新しいモデル


生成文法の最新のモデルは, ミニマリストプログラムであるが, このミニマリストプログラムの前身のような原理とパラメーター理論と呼ばれる理論がある. この理論は, 説明的妥当性と記述的妥当性の緊張を大きく解消したと言われた理論であるが, この理論をChomskyは伝統的なものからの断絶と言語観を変異させたものとして説明している. Chomsky (1994) から次の文章を引用したい.

These efforts culminated in the P&P model, which constituted a radical break from the rich tradition of thousands of years of linguistic inquiry, far more so than early generative grammar, which could be seen as a revival of traditional concerns and ways of addressing them (which is why it was more congenial to traditional grammarians than to modern structural linguists).

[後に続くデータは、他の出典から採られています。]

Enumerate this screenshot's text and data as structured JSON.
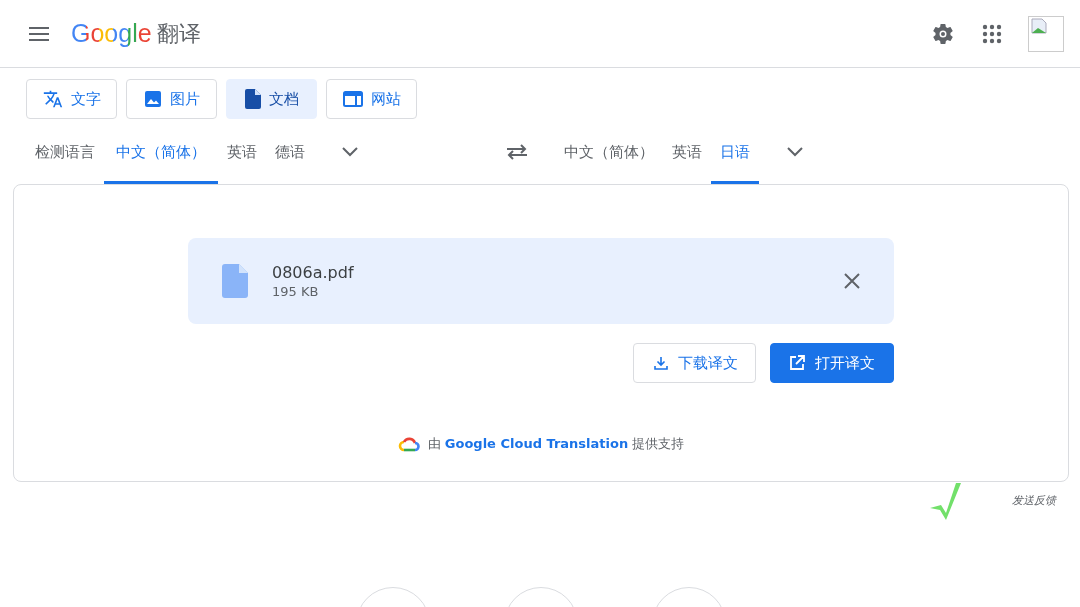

The basic assumption of the P&P model is that languages have no rules at all in anything like the traditional sense and no grammatical constructions (relative clauses, passives, etc.) except as taxonomic artifacts. There are universal principles and a finite array of options as to how they apply (parameters). 

(Chomsky, 1994)

これらの努力はP&Pモデルにおいて頂点に達したが、これは数千年にわたる言語探求の豊かな伝統からのラディカルな断絶を意味した 。その断絶は、伝統的な関心事とそれに取り組む方法の復活と見なすことができた初期生成文法(だからこそ、初期生成文法は現代の構造言語学者よりも伝統的な文法学者に受け入れられやすかった)よりも、はるかにラディカルなものであった 。P&Pモデルの基本的な仮定は、言語には伝統的な意味での規則は一切存在せず、分類上の産物として(taxonomic artifacts)以外には(関係節や受動態などの)文法構文も存在しないというものである 。存在するのは、普遍的な原理と、それらがどのように適用されるかに関する有限個の選択肢(パラメータ)だけである 。

(Gemini 訳)

これを見るとわかるが, 今までの理論では, 様々な規則といったものが想定されていたが, 原理とパラメーター理論では普遍的な原理とパラメーターを想定するのみになっている. つまり, 規則と言うのは, 原理とパラメーターによる結果と考えることができるだろう. この発想は後のミニマリストプログラムにつながる前身として非常にしっくりくるものである.

参考文献

  • Chomsky, N. (1994). Bare phrase structure (Vol. 8). Cambridge, MA: MIT press.